Monday, April 6, 2020

I Went to Work Today

In my role at my company I'm kind of the liaison between design and manufacturing. We're nearing a big milestone and it was requested I go into the office while we sort out this product build. For the record I offered to go in. So for approximately a week I'll be in the office. I wore a buff over my face most of the day except to eat or drink. Wow, the world has changed.

We have free coffee at work, so I made the first pot this morning, and touched two buttons and three  handles to make it. In the last three weeks I touched approximately five communal handles total in like 22 days. Two at Starbucks, one at the grocery store, and two at FedEx. Going to the bathroom, turning on the sink, going outside to take a walk, handles here, handles there, handles everywhere. Filling up my water bottle, there's one button, I used my elbow.

I know so many people over 60, and people over 60 with health conditions, that I am terrified that I could essentially kill someone I love by inadvertently spreading the virus to them. I go for a run most days, and when I get back and the adrenaline wears off while I'm walking around in the minutes after I often cough a little. Coughing has become taboo. Wearing masks has become very acceptable. We've changed in a month.

The deadline for our little product build is the end of this week, and to be honest, I'm planning to work this week in the office, and then work from home another two or three weeks. I could use a vacation, but it's like, where would I go? I don't want to staycation, and I don't think I really can go anywhere. Assuming we settle down a little this year I'd like to go up to Canada and climb, and go to Hawaii, maybe get my SCUBA license. I won't lie, I feel like one of the old and fragile people amongst my coworkers in this pandemic. Again, I'm sure I would most likely come through fine, but it's those up to two weeks of being contagious and not knowing it where I am afraid to break bread with my older friends.
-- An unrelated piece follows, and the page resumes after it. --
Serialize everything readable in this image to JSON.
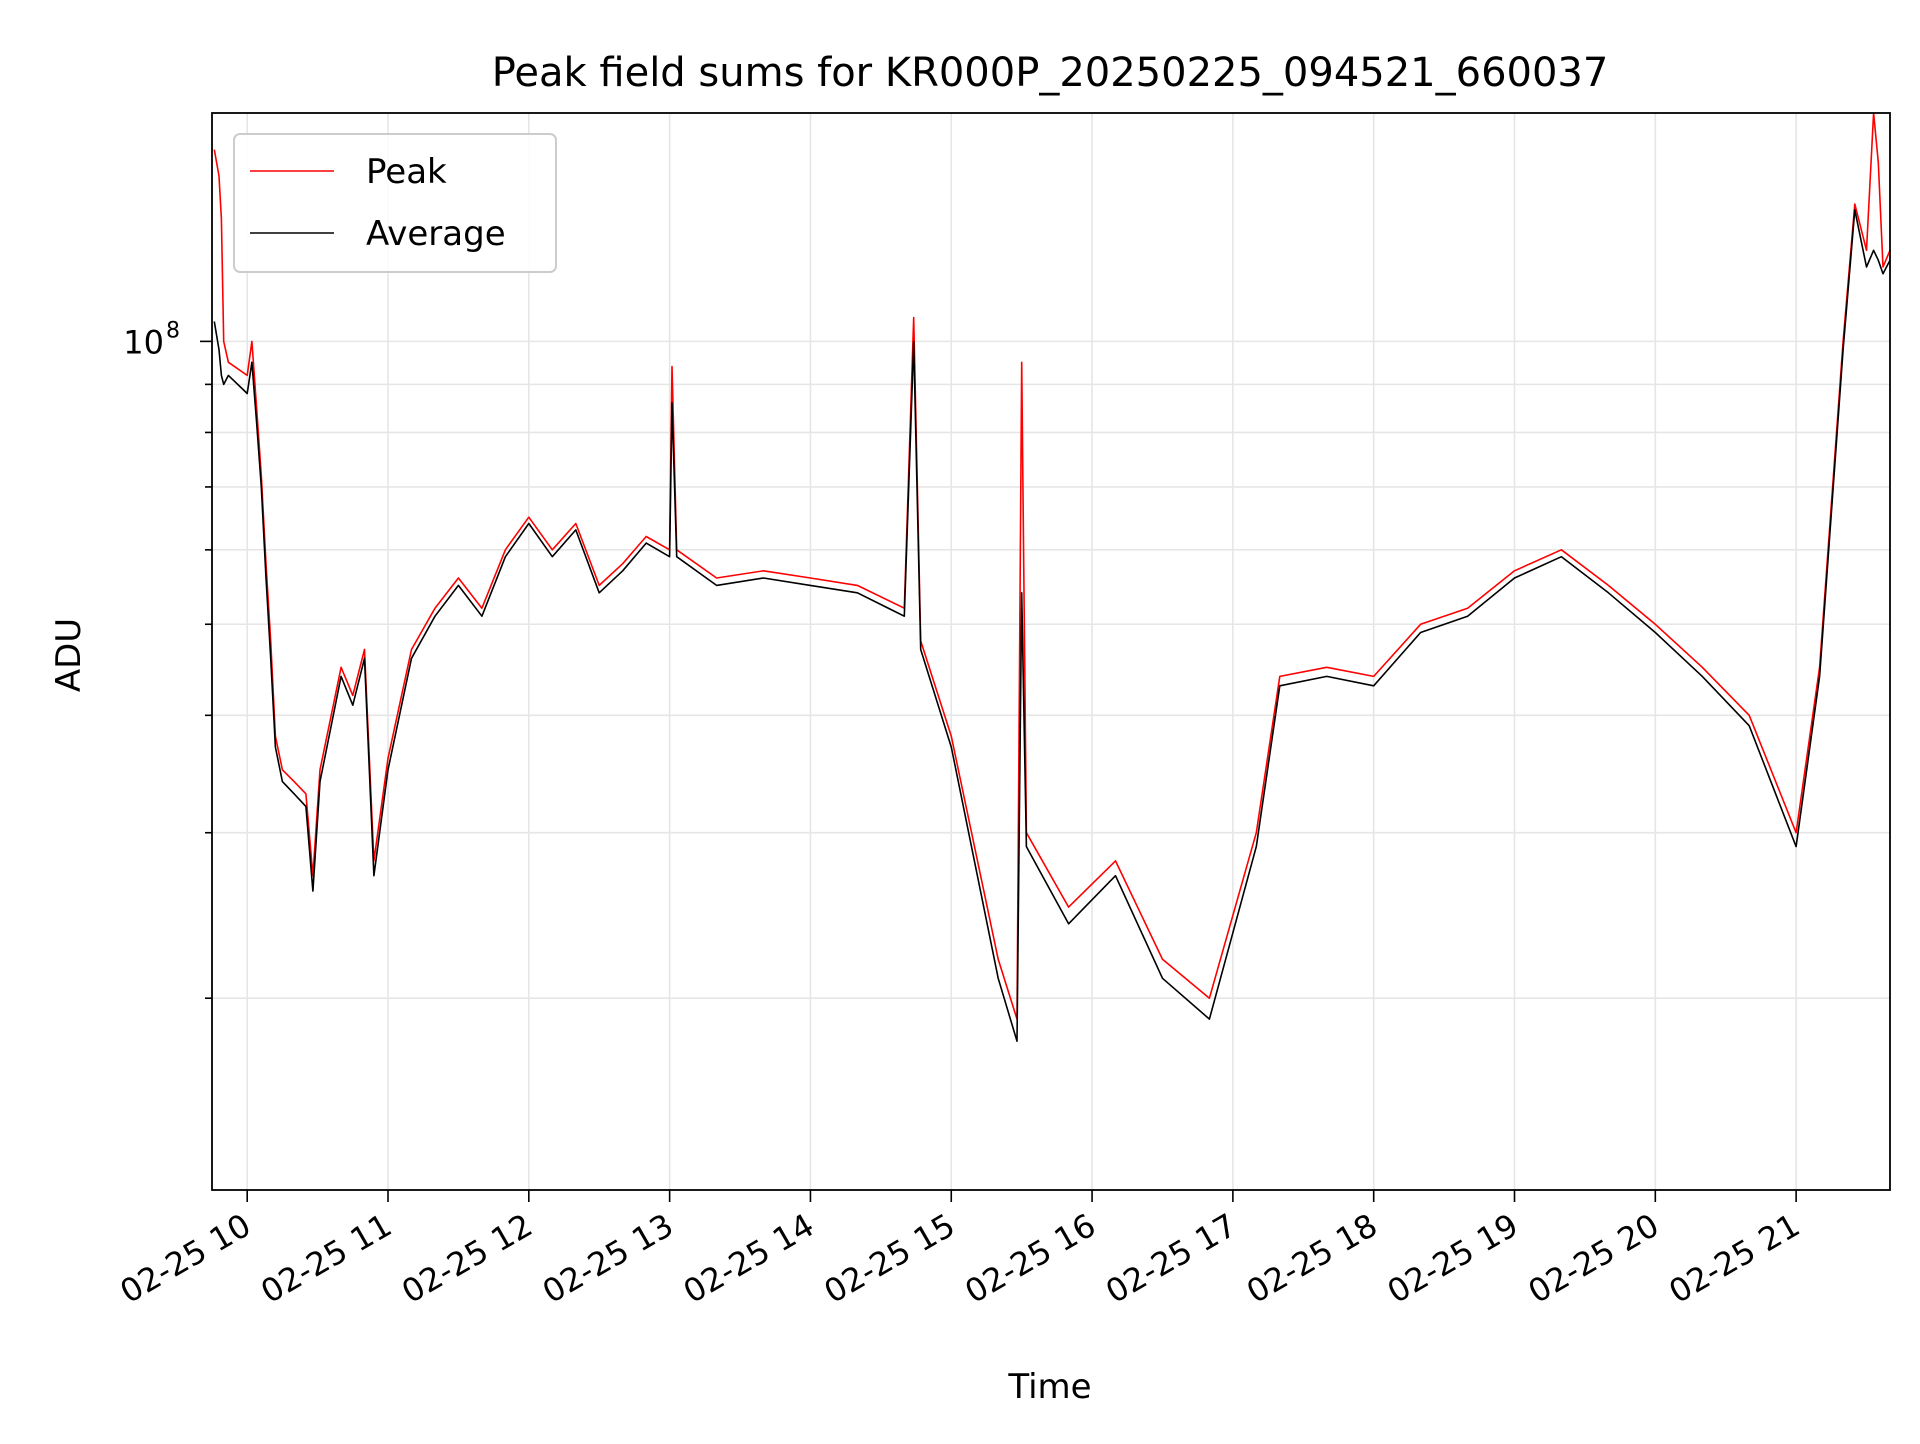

I've read more than one article that suggests for the next year or two, until we get a vaccine, we are going to self quarantine and isolate, return to a little bit of normal, then self quarantine and isolate again when cases get higher and hospitals get full. A recurring bounce between semi-normal and pandemic life and back and forth, that might last two years. So bizarre. I'm hopeful. I mean, even in the most pessimistic projections I doubt that 50 million world wide will die like did in the 1918 flu pandemic. We have medicine and technology that didn't exist back then. Still, my heart aches for those that die. If that caution means I work from home for two years and don't eat with my parents for two years, well, this is a sacrifice that must be made for the greater good, meaning saving the lives of those susceptible to the covid-19 coronavirus.